What gives birth to a puggle? Covered in spines, Australia's echidna is one of the rarest animals in the world: It's one of only two known mammals that lay eggs.
This walking, sniffing ball of spines is an echidna.
It's a mother on a mission.
She's hunting for ants and termites.
To find them underground or under wood, she uses her strong sense of smell and another weirder sense.
Studies suggest that special cells in her beak are sensitive to the electromagnetic signals emitted by all living things.
It's a sense usually found in sharks and rays, but the echidna may be the only land mammal that has the ability to search for food this way.
She's uncovered a colony of ants and uses her long sticky tongue to slurp them up.
She needs the nutrition.
She's already given birth...to an egg.
Echidnas, along with their cousin, the platypus, are the only egg-laying mammals in the world.

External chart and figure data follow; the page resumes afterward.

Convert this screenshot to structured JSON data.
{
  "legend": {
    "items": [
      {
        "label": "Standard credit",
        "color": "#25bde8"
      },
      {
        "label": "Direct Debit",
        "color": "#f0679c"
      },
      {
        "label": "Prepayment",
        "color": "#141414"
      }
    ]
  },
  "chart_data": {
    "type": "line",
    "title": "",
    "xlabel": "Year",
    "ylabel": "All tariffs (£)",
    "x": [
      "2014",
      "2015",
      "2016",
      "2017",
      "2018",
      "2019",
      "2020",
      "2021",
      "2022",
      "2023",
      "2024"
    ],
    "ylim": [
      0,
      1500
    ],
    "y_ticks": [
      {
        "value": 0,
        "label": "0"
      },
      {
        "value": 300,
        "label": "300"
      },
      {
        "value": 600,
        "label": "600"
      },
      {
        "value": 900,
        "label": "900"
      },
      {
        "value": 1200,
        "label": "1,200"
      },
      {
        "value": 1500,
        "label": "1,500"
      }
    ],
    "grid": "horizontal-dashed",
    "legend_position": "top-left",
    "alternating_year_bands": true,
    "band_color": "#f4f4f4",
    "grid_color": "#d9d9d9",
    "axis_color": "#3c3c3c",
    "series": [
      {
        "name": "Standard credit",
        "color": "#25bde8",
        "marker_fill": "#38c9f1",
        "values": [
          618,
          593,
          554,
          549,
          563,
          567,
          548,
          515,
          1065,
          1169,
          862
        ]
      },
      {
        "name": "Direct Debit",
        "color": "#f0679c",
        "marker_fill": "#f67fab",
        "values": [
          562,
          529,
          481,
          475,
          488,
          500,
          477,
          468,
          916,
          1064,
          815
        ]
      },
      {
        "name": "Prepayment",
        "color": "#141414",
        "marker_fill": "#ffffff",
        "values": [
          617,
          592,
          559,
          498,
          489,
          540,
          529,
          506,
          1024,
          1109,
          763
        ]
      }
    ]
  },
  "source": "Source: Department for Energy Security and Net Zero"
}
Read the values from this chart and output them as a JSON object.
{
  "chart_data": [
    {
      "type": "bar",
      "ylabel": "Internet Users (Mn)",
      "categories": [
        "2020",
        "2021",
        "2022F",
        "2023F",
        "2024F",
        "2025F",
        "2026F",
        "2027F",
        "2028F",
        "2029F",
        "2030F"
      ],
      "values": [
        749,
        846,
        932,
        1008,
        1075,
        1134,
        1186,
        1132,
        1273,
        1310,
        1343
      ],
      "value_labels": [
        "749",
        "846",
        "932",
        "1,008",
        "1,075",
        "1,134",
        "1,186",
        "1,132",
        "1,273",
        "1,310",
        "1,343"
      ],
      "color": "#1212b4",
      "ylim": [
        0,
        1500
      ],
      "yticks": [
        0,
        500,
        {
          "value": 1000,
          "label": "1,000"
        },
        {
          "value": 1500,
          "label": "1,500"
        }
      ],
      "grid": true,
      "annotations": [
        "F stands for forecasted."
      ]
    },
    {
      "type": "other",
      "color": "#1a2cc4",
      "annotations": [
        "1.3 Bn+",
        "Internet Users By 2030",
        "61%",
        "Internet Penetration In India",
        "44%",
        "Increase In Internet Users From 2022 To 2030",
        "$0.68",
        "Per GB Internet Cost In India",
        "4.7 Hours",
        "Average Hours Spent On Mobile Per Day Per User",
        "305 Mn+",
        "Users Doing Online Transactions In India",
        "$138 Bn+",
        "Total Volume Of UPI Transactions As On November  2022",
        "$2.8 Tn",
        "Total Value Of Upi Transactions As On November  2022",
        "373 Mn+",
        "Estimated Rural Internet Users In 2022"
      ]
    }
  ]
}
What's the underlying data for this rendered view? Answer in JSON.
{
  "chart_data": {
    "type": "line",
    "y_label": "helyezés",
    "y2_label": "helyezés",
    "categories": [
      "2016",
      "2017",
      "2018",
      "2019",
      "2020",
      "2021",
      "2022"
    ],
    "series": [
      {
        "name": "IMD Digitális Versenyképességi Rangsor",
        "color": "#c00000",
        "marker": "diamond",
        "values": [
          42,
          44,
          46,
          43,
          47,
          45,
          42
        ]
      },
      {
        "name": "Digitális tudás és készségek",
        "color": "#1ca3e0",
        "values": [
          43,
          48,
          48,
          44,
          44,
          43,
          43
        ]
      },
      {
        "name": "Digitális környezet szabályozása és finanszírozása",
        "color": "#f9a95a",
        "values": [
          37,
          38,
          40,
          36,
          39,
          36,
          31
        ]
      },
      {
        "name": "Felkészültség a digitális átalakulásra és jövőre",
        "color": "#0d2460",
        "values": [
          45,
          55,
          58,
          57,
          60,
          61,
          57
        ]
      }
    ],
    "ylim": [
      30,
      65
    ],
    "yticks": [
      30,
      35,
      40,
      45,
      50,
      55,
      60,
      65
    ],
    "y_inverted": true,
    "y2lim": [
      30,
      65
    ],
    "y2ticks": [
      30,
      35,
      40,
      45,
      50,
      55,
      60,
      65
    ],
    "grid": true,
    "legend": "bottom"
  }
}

The egg incubates in a simple pouch under her belly.
Inside, a baby echidna, called a puggle, develops.
After about 10 days, the egg hatches.
The puggle stays inside the pouch, nursing from its mother's milk and packing on the ounces.
Two months later, the puggle starts to grow spines-that's its mother's cue to move it to a burrow, where she'll continue to take care of it for seven more months.
All that effort means a lot of food.
So her mission remains the same: find more to eat.